Pursuing higher education, particularly in professional courses like MBA, Medicine, Engineering, and others would be expensive. A rise in inflation in the sector makes it much more expensive year after year. Thus it becomes harder for parents in the middle or lower-earning groups, to give the fees for abroad education loans for their children until they get a scholarship.
When there is no scholarship or enough investments incurred for the goal, there is only one choice left for the parents to borrow money from others and fund the education of their children.
With respect to other loans, the loan for the purpose of education is cheaper indeed the borrowers might get discounts and gives subsidiary on the interest rates, and furnishes greater tax advantages on the repayments u/s 80E of the Income Tax Act.

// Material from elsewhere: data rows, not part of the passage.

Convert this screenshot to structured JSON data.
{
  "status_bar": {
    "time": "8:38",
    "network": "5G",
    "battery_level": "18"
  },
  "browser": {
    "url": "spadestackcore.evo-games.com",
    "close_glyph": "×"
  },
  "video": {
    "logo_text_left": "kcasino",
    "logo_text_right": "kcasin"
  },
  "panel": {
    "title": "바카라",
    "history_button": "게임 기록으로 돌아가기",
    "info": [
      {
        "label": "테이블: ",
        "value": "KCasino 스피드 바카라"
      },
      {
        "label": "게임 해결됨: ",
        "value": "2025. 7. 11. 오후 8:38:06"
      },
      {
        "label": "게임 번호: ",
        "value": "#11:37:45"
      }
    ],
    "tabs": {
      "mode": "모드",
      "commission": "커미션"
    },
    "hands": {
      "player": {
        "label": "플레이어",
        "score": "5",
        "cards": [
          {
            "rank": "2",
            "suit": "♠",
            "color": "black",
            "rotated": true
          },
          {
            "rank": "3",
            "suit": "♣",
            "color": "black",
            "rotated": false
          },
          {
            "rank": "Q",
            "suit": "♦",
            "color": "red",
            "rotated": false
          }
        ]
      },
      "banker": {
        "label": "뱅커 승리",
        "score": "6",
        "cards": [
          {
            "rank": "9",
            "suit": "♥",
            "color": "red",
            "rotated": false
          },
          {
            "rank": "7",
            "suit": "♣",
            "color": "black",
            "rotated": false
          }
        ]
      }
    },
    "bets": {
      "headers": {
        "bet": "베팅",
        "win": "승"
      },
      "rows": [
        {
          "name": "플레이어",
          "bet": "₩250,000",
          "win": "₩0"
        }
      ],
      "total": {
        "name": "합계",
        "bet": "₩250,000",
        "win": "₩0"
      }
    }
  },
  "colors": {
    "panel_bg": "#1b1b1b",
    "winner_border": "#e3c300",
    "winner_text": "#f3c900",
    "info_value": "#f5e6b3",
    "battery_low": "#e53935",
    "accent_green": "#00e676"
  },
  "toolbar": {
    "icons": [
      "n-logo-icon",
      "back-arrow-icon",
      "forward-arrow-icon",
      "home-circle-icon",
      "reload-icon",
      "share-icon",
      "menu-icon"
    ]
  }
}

Defining the provisions u/s 80E and the way that an individual could get the benefit of the same, tax expert mentioned that “Section 80E of the Income Tax Act Act allows education loan borrowers to claim interest paid on education loans as a deduction. The deduction, however, is allowed only on the interest component of the loan and not the principal amount of the loan.”
How to Claim Tax Benefit on Education Loan?
An education loan taken by a parent for the higher education of a child in India or abroad may be deducted from their income. They are able to save tax on their total income as a result. Additionally, this benefit is available in addition to the Section 80C deduction of Rs 1.5 lakh. A tax expert said the deduction can be claimed up to eight years after the loan has been repaid or when it ends.